# Best activation and loss function for regression problem where outputs are from 0 to 1

I'm currently working on a regression problem, where the targets are from 0 to 1. Which would be the best pair of activation and loss function for these kinds of problems?

The ones that I have considered are:

• Linear and L2 loss: L2 loss may lead to vanishing problems when the targets are small (like smaller than 0.1).
• Sigmoid and L1 loss: Should I use sigmoid for a regression problem? I'm afraid it is only suitable when outputs are either 0 or 1.
• Linear and L1 loss: L1 loss may not be able to deal with small difference between outputs and targets. I also heard that models with L1 loss are difficult to converge.

Is there any other activation and loss function that I may use? My experience is limited.

## 1 Answer

Why should sigmoid activation function be suitable only for values that are either $$0$$ or $$1$$? Sigmoid function maps real numbers, to numbers in the unit interval. In fact, logistic function is the default link function is beta regression, i.e. the regression model for target values in unit interval. Sigmoid function is not the only choice, as you can use other functions like probit, or cloglog, or if you transform $$y\times2 - 1$$, you can even use tanh. If you are talking about neural networks, any function that maps the values to desired interval will suite, but usually sigmoid is a natural choice.

Using linear activation function (no activation) is a bad idea, because it would enable your model to predict values outside the desired interval. In vast majority of cases this would be undesirable.

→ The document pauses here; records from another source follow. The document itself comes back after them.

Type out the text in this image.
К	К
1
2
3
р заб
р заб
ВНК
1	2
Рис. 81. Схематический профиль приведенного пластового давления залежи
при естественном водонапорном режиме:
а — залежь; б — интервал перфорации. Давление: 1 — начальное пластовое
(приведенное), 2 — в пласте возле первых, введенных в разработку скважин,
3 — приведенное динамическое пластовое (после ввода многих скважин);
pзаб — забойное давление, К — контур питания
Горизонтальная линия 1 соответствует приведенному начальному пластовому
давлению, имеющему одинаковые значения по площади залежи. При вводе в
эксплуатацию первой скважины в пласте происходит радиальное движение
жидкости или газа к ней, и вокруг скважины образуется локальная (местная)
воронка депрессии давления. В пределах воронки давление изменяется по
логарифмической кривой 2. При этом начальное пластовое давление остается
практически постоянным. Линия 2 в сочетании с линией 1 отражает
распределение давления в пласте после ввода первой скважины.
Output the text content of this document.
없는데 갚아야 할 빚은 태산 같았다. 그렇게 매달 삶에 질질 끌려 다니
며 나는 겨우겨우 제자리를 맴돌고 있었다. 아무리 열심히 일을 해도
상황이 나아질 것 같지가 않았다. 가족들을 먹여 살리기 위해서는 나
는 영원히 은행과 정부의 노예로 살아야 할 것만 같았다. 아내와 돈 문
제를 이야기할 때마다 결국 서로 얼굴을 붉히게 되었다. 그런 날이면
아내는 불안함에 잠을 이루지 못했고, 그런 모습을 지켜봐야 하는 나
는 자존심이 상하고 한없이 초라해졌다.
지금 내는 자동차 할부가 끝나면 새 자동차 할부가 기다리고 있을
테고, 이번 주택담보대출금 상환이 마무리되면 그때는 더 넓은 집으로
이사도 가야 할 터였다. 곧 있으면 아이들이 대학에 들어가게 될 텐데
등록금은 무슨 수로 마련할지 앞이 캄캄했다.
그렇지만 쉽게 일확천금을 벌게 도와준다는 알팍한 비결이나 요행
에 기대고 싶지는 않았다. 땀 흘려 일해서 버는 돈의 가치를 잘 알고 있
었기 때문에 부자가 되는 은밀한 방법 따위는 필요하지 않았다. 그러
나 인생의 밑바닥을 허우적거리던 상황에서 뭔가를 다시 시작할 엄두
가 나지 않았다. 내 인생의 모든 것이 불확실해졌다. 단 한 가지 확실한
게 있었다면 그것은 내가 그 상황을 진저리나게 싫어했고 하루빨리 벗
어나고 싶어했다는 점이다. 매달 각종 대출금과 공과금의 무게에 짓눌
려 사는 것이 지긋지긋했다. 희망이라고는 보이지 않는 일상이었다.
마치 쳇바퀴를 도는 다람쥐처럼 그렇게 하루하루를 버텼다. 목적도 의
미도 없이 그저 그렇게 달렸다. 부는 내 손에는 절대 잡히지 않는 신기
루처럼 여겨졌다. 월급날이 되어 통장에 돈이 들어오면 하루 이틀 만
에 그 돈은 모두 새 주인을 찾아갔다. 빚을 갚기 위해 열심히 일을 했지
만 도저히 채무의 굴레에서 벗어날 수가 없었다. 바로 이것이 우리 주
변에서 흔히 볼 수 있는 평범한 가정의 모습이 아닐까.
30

As about loss, you can minimize any loss that is suitable for continuous values. Squared, or absolute loss are popular choices. Often people just stick to the squared error and it works fine enough for them, not to consider other losses. You can also use cross-enthropy, or Kullback–Leibler divergence, for predicting things like probabilities, those are the natural choices, and can have computational advantages. Finally, you can also maximize the likelihood (or minimize negative likelihood), where beta distribution is used as a likelihood function, as in beta regression.